「クーデター」

画像の説明 夜霧に紛れて戦車が街中に繰り出すと、身の危険もかえりみず、市民らが砲口の前に立ち塞がった。

中東の大国トルコで軍の一部が試みたクーデターは、鎮圧された。「多くの国民が死んだ」−−。1600人以上の死傷者を出した反乱劇から一夜明けた16日午前(日本時間同日午後)、国民の怒りと混乱が伝わってきた。

人口約1400万人の最大都市イスタンブール。記者は16日午前8時(日本時間同日午後2時)過ぎ、市郊外のサビハ・ギョクチェン空港に到着した。
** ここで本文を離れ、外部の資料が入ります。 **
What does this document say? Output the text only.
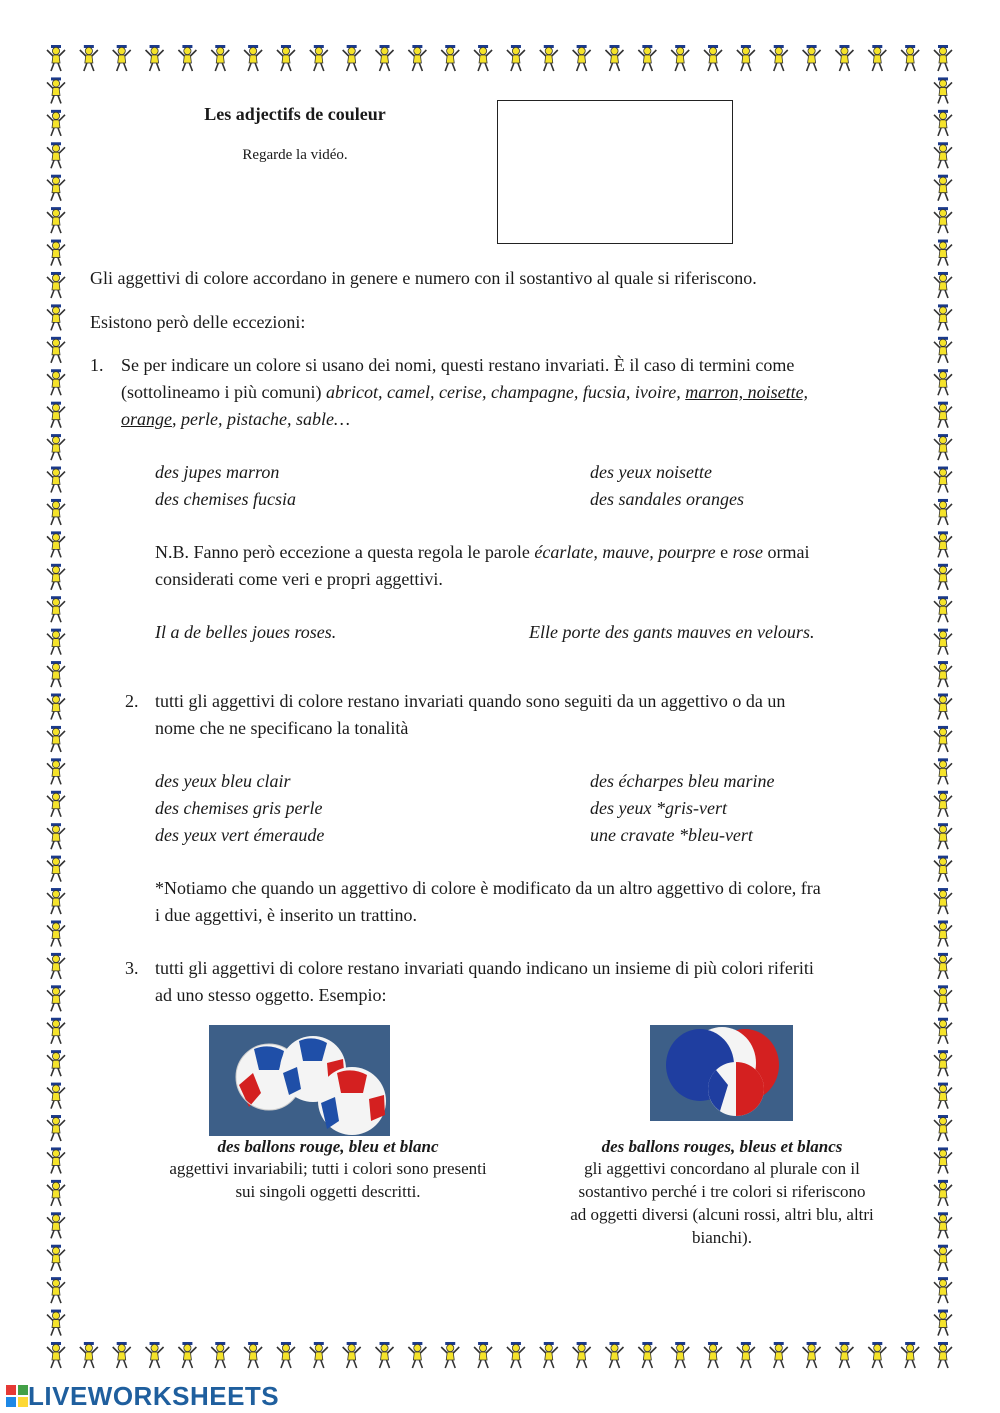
Les adjectifs de couleur
Regarde la vidéo.
Gli aggettivi di colore accordano in genere e numero con il sostantivo al quale si riferiscono.
Esistono però delle eccezioni:
1. Se per indicare un colore si usano dei nomi, questi restano invariati. È il caso di termini come
(sottolineamo i più comuni) abricot, camel, cerise, champagne, fucsia, ivoire, marron, noisette,
orange, perle, pistache, sable…
des jupes marron
des chemises fucsia
des yeux noisette
des sandales oranges
N.B. Fanno però eccezione a questa regola le parole écarlate, mauve, pourpre e rose ormai
considerati come veri e propri aggettivi.
Il a de belles joues roses.	Elle porte des gants mauves en velours.
2. tutti gli aggettivi di colore restano invariati quando sono seguiti da un aggettivo o da un
nome che ne specificano la tonalità
des yeux bleu clair
des chemises gris perle
des yeux vert émeraude
des écharpes bleu marine
des yeux *gris-vert
une cravate *bleu-vert
*Notiamo che quando un aggettivo di colore è modificato da un altro aggettivo di colore, fra
i due aggettivi, è inserito un trattino.
3. tutti gli aggettivi di colore restano invariati quando indicano un insieme di più colori riferiti
ad uno stesso oggetto. Esempio:
des ballons rouge, bleu et blanc
aggettivi invariabili; tutti i colori sono presenti
sui singoli oggetti descritti.
des ballons rouges, bleus et blancs
gli aggettivi concordano al plurale con il
sostantivo perché i tre colori si riferiscono
ad oggetti diversi (alcuni rossi, altri blu, altri
bianchi).
LIVEWORKSHEETS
空港ロビーを出ると、タクシーもバスも待っていない。「異様な静けさ」を感じた。多くの到着客が途方に暮れ、携帯電話を取り出して迎えを頼んでいた。小さな子供3人を連れたアキンさん(38)は「イスタンブールの自宅に戻りたいが、バスも船も、公共交通機関がすべて遮断されていて、移動方法がない」とぼうぜんとした。

市中心部へ向かう途中、戦車の上に乗り警戒していた警官のサメットさん(25)を見かけた。「我々がここにいるということは安全ということだ」と政権側の「勝利」を誇らしげに語った。

イスタンブールで「反乱」が起きたのは、週末の夜が深まった15日午後10時半(日本時間16日午前4時半)ごろ。軍の一部が各所に戦車を展開させた。中心部のタクシム広場では15日午後11時ごろから、上空にヘリコプターや軍用機が激しく旋回し、プロペラ音やごう音が鳴り響いたという。警官数百人が集まって上空に向けて発砲し、夜空に銃声が激しく反響した。

市民の多くが赤地に白の三日月が描かれた国旗を身にまとい、反乱勢力と向き合った。要衝ボスポラス海峡にかかる橋、タクシム広場、首都アンカラの街中−−。非合法の権力奪取に「ノー」を突きつけた。反乱勢力の一部は市民への発砲をいとわず、各地で流血の事態に発展した。

16日午前になると、反乱勢力の投降が伝えられ始めた。市民も落ち着きを取り戻し、鎮圧された反乱の背景を自分なりに語り始めた。タクシム広場に面するホテルの従業員、アティラさん(23)は「軍の中に潜む、一部のイスラム系過激派がやったという情報もあるようだ。国民を殺す、残酷な犯罪者だ。こういう事件があると、人々はもっと団結し、政府を支援するのに分かっていない」と反発した。

かつてトルコ軍は強い権限を持ち、政治介入も珍しくなかった。それでも現大統領のエルドアン氏が首相として権力の座に就いた2003年以降は、軍は鳴りを潜めていたかのようだった。「今回のことには腹も立てているが、とにかく驚いている。今年で41歳になるが、軍の介入を見るのは初めてだ」。別のホテルの従業員のサディさんがそう話した。

首都の様子はどうだったか。「戦闘機が頭上を飛んでいくのを見た。クーデターが成功しなかったのが、唯一の朗報だ」。アンカラ市内のホテルで働く35歳の男性従業員は電話取材にこう語った。